Nor are we willing to say conclusively, at this stage of the pleadings, that no force is to be given to tbe other facts stated in the bill, as indicia of an improper purpose to use the sale under the first mortgage, as a means of divesting the lien of the *365second mortgage, which the purchaser Martin had, according to the bill, expressly agreed to pay. While we will not now review those facts, as we do not wish to prejudge the case, we are of opinion that they would be admissible in evidence, and be entitled to consideration, in support of the charge of a combination between Martin and the other defendants to destroy the lien of the plaintiff’s mortgage.
The case comes before us only upon a demurrer to the bill which necessarily admits the truth of the facts stated in the bill.
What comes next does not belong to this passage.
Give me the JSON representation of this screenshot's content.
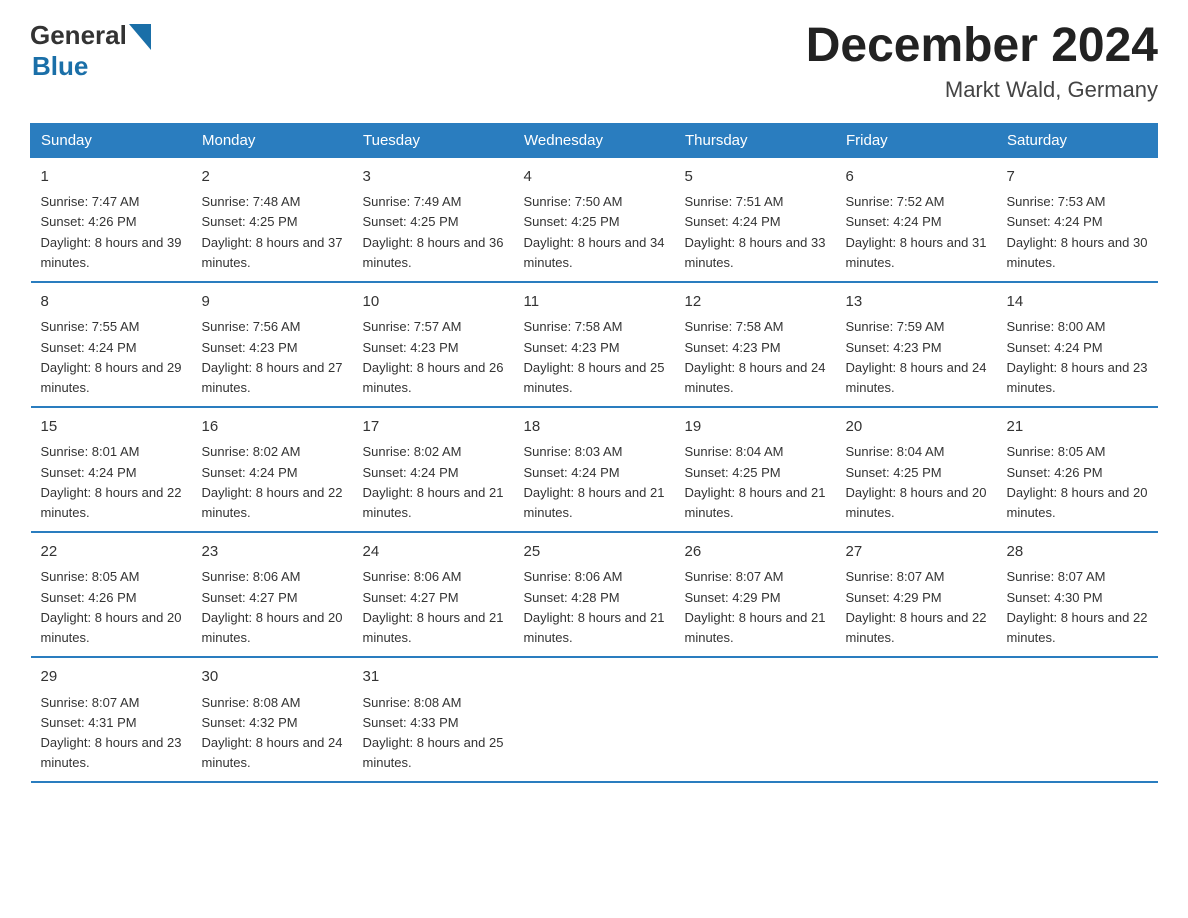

We think the case should be heard upou its merits and that there is a sufficient averment of facts in the bill to entitle it to be heard. We will therefore overrule the demurrer and direct the defendants to answer over.
The judgment of the court below is reversed, the demurrer of the defendants is overruled, the bill is re-instated and the defendants are directed to answer over, and the record is remitted, the costs of this appeal to be paid by the defendants.